SPEAKER: Donatello Telesca (UCLA)

ABSTRACT

The human brain and its functional relation to biobehavioral processes like motor coordination, memory formation and perception as well as pathological conditions like Parkinson’s disease, epilepsy and Autism have been a subject of intense scientific scrutiny. Our work is motivated by neurodevelopmental studies of children and adolescents, with a specific focus on implicit learning and resting state brain function. We are  especially interested in characterizing brain function patterns and heterogeneity in Autistic children, where clinical presentation is highly variable, with heterogeneity in relation to medical conditions, behavioral challenges, and degree of intellectual impairments.

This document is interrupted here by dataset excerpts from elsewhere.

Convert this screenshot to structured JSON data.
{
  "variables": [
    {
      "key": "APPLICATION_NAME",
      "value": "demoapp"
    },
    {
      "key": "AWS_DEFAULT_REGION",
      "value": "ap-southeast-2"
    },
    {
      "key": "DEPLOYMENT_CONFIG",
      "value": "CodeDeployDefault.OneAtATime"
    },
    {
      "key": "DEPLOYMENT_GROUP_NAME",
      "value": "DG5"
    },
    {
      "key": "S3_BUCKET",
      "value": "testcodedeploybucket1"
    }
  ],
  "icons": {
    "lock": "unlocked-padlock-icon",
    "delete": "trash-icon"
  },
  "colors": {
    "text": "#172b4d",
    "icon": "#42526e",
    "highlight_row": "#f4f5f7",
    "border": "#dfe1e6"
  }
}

In this context, we consider statistical analysis in elecroencephalography (EEG), a well-established noninvasive method for measuring spontaneous and event-related electrical activity across brain regions. This lecture aims to highlight a Bayesian view of statistical inference for EEG data, with the goal of coupling flexible semiparametric modeling with a formal probabilistic characterization of complex observational processes. Special consideration will be given to Bayesian unsupervised and semisupervised learning for multilevel data, with special emphasis on Bayesian functional data analysis.  Finally, we show how the careful application of hierarchical modeling tools allow for the a formal characterization of fundamental neuroscientific concepts, including a formal quantification of the "Autism spectrum".
 

BIO:

After graduating with a laurea in Economics from Bocconi, Dr. Telesca received a Ph.D. in Statistics from the University of Washington. His research interests include Bayesian methods in multivariate statistics, functional data analysis, statistical methods in bio- and nano-informatics.  His interest in highly structured multivariate observations extends to the field of nano-informatics, where he worked on the formulation of Statistical approaches to Quantitative Structure Activity Relationships models. His work in functional data analysis has focused on stochastic models targeting the timing of latent events through time-warping and has seen applications ranging from bio-informatics to criminology. Dr. Telesca is a fellow of the American Statistical Association, a member of the California NanoSystems Institute and the UCLA Jonsson Comprehensive Cancer Center.